The Guardian reports that in a speech to journalists at Westminster yesterday, the education secretary echoed the concerns of senior figures at News International about the impact of the inquiry.
Edinburgh-born Gove, who began his career on the Press and Journal and worked for STV and the BBC before joining The Times where he rose to assistant editor, told the parliamentary press gallery: "I want to concentrate on the big picture and the big picture is that there is a chilling atmosphere towards freedom of expression which emanates from the debate around Leveson.
"I think there are laws already in place which we should respect and principles already in place that we should uphold which are central to making sure that this country remains free."

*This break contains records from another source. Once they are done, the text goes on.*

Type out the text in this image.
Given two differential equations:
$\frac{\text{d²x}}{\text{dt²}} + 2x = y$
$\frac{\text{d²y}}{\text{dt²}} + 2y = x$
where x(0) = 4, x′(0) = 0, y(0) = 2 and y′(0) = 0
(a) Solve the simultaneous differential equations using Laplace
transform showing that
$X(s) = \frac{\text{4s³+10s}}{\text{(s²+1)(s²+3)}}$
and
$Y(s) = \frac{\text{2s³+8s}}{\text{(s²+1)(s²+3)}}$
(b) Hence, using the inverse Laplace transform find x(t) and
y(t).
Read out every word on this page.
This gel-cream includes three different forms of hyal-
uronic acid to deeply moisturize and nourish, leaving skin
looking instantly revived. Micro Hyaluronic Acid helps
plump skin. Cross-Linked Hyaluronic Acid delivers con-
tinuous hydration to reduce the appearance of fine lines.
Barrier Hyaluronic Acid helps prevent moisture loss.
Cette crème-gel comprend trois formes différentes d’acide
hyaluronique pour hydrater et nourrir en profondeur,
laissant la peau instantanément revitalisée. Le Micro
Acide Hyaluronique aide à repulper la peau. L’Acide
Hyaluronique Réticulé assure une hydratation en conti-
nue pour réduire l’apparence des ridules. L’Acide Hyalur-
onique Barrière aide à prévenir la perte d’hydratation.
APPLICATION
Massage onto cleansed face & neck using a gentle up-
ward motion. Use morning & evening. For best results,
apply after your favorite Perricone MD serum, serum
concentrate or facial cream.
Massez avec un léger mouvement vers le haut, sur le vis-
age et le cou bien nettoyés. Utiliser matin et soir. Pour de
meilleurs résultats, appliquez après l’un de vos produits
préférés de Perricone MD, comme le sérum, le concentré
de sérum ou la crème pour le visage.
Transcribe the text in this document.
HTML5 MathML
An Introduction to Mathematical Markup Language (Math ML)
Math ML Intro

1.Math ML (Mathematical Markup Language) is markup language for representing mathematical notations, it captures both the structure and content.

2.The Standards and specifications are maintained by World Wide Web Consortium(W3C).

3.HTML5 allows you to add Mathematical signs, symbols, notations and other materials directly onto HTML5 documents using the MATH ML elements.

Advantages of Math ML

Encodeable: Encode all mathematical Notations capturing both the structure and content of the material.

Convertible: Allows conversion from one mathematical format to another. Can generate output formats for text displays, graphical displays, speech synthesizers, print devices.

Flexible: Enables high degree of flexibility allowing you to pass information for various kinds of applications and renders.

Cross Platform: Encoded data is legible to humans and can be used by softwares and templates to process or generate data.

Gove, reported The Guardian, acknowledged that some journalists had broken the law. But he said laws were already in place to deal with "rogue" reporters.
"It is undoubtedly the case that there were serious crimes which were committed, but we know that these crimes were serious because they broke – if the allegations are proved – the already existing criminal law.
Gove added that the Leveson inquiry posed a danger of judges and other elements of the establishment acting as arbiters on press freedom.
"There is a danger at the moment that what we may see are judges, celebrities and the establishment – all of whom have an interest in taking over from the press as arbiters of what the free press should be – imposing either soft or hard regulation on what should be the maximum of freedom of expression and the maximum of freedom of speech.
"Politicians should recognise that we have nothing to gain and everything to lose from fettering the press, which has helped keep us honest in the past and ensured that the standards of debate are higher in this country than in other jurisdictions."
Gove, who is known to be much admired by News Corporation chairman, Rupert Murdoch, praised Murdoch's decision to replace the News of the World with a Sunday edition of the Sun at a difficult time for the press as sales decline.
He pointed out: "That is why whenever anyone sets up a new newspaper – as Rupert Murdoch has with the Sun on Sunday – they should be applauded and not criticised, and why journalists should be more assertive in making the case for press freedom.”